Ultimately, people will make choices which harm themselves, whether they involve diet, smoking, drinking, lack of exercise, sexual activity or pursuit of extreme sports. In all these instances, the Government rightly takes the line that if these activities are to be pursued, society will ensure that those who pursue them have access to accurate information about the risks; can access assistance to change their harmful habits should they so wish; are protected by a legal standards regime; are taxed accordingly; and – crucially – do not harm other people. Only in the field of drugs does the Government take a different line.

The case is overwhelming. But I fear that policy will not catch up with the facts any time soon. It would take a mature society to accept that some individuals may hurt, or even kill themselves, as a result of a policy change, even if the evidence suggested that fewer people died or were harmed as a result. It would take a brave government to face down the tabloid fury in the face of anecdotes about middle-class children who bought drugs legally and came to grief, and this is not a brave government.

I think what was truly depressing about my time in the civil service was that the professionals I met from every sector held the same view: the illegality of drugs causes far more problems for society and the individual than it solves. Yet publicly, all those people were forced to repeat the mantra that the Government would be "tough on drugs", even though they all knew that the policy was causing harm.

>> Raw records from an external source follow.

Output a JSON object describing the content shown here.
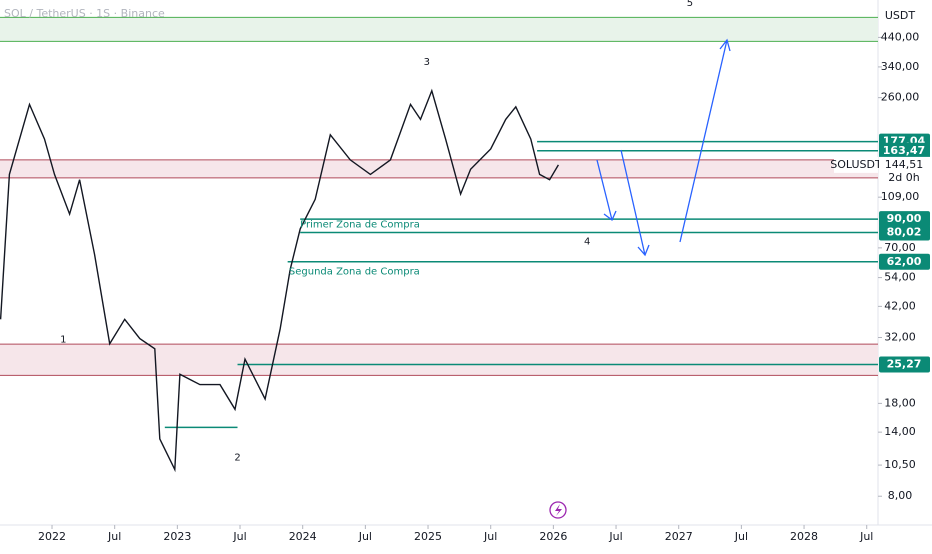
{
  "chart_data": {
    "type": "line",
    "title": "SOL / TetherUS · 1S · Binance",
    "currency": "USDT",
    "log_scale": true,
    "xlim": [
      2021.585,
      2028.59
    ],
    "ylim": [
      6.5,
      610
    ],
    "xticks": [
      {
        "value": 2022.0,
        "label": "2022"
      },
      {
        "value": 2022.5,
        "label": "Jul"
      },
      {
        "value": 2023.0,
        "label": "2023"
      },
      {
        "value": 2023.5,
        "label": "Jul"
      },
      {
        "value": 2024.0,
        "label": "2024"
      },
      {
        "value": 2024.5,
        "label": "Jul"
      },
      {
        "value": 2025.0,
        "label": "2025"
      },
      {
        "value": 2025.5,
        "label": "Jul"
      },
      {
        "value": 2026.0,
        "label": "2026"
      },
      {
        "value": 2026.5,
        "label": "Jul"
      },
      {
        "value": 2027.0,
        "label": "2027"
      },
      {
        "value": 2027.5,
        "label": "Jul"
      },
      {
        "value": 2028.0,
        "label": "2028"
      },
      {
        "value": 2028.5,
        "label": "Jul"
      }
    ],
    "yticks": [
      {
        "value": 8,
        "label": "8,00"
      },
      {
        "value": 10.5,
        "label": "10,50"
      },
      {
        "value": 14,
        "label": "14,00"
      },
      {
        "value": 18,
        "label": "18,00"
      },
      {
        "value": 32,
        "label": "32,00"
      },
      {
        "value": 42,
        "label": "42,00"
      },
      {
        "value": 54,
        "label": "54,00"
      },
      {
        "value": 70,
        "label": "70,00"
      },
      {
        "value": 109,
        "label": "109,00"
      },
      {
        "value": 260,
        "label": "260,00"
      },
      {
        "value": 340,
        "label": "340,00"
      },
      {
        "value": 440,
        "label": "440,00"
      }
    ],
    "series": [
      {
        "name": "SOLUSDT",
        "color": "#131722",
        "x": [
          2021.59,
          2021.66,
          2021.82,
          2021.94,
          2022.02,
          2022.14,
          2022.22,
          2022.34,
          2022.46,
          2022.58,
          2022.7,
          2022.82,
          2022.86,
          2022.98,
          2023.02,
          2023.18,
          2023.34,
          2023.46,
          2023.54,
          2023.7,
          2023.82,
          2023.9,
          2023.98,
          2024.1,
          2024.22,
          2024.38,
          2024.54,
          2024.7,
          2024.86,
          2024.94,
          2025.03,
          2025.14,
          2025.26,
          2025.34,
          2025.5,
          2025.62,
          2025.7,
          2025.82,
          2025.89,
          2025.97,
          2026.04
        ],
        "values": [
          37.5,
          133,
          245,
          181,
          133,
          94,
          127,
          66,
          30.3,
          37.5,
          31.7,
          29,
          13.2,
          10.1,
          23.2,
          21.2,
          21.2,
          17.1,
          26.5,
          18.7,
          34.4,
          58,
          82.6,
          107,
          188,
          151,
          133,
          151,
          245,
          215,
          276,
          181,
          112,
          139,
          166,
          215,
          240,
          181,
          133,
          127,
          144.51
        ]
      }
    ],
    "zones": [
      {
        "low": 425,
        "high": 524,
        "color": "#e8f3ea",
        "border": "#4caf50"
      },
      {
        "low": 129,
        "high": 151,
        "color": "#f6e6ea",
        "border": "#b04a5a"
      },
      {
        "low": 23,
        "high": 30.2,
        "color": "#f6e6ea",
        "border": "#b04a5a"
      }
    ],
    "levels": [
      {
        "value": 177.04,
        "label": "177,04",
        "x0": 2025.87
      },
      {
        "value": 163.47,
        "label": "163,47",
        "x0": 2025.87
      },
      {
        "value": 90,
        "label": "90,00",
        "x0": 2023.98
      },
      {
        "value": 80.02,
        "label": "80,02",
        "x0": 2023.98
      },
      {
        "value": 62,
        "label": "62,00",
        "x0": 2023.88
      },
      {
        "value": 25.27,
        "label": "25,27",
        "x0": 2023.48
      }
    ],
    "segments": [
      {
        "value": 14.6,
        "x0": 2022.9,
        "x1": 2023.48
      }
    ],
    "last": {
      "symbol": "SOLUSDT",
      "price": {
        "value": 144.51,
        "label": "144,51"
      },
      "countdown": "2d 0h"
    },
    "annotations": [
      {
        "text": "Primer Zona de Compra",
        "x": 2023.98,
        "y": 86
      },
      {
        "text": "Segunda Zona de Compra",
        "x": 2023.89,
        "y": 57
      },
      {
        "text": "1",
        "x": 2022.09,
        "y": 31.5
      },
      {
        "text": "2",
        "x": 2023.48,
        "y": 11.2
      },
      {
        "text": "3",
        "x": 2024.99,
        "y": 355
      },
      {
        "text": "4",
        "x": 2026.27,
        "y": 74
      },
      {
        "text": "5",
        "x": 2027.09,
        "y": 595
      }
    ]
  }
}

I recall a conversation I had with a Number 10 policy advisor about a series of announcements in which we were to emphasise the shift of resources to treatment and highlight successes in prevention and education. She asked me whether we couldn't arrange for "a drugs bust in Brighton" at the same time, or "a boat speeding down the Thames to catch smugglers". For that advisor, what worked mattered considerably less than what would play well in the right-wing press. The tragedy of our drugs policy is that it is dictated by tabloid irrationality, and not by evidence.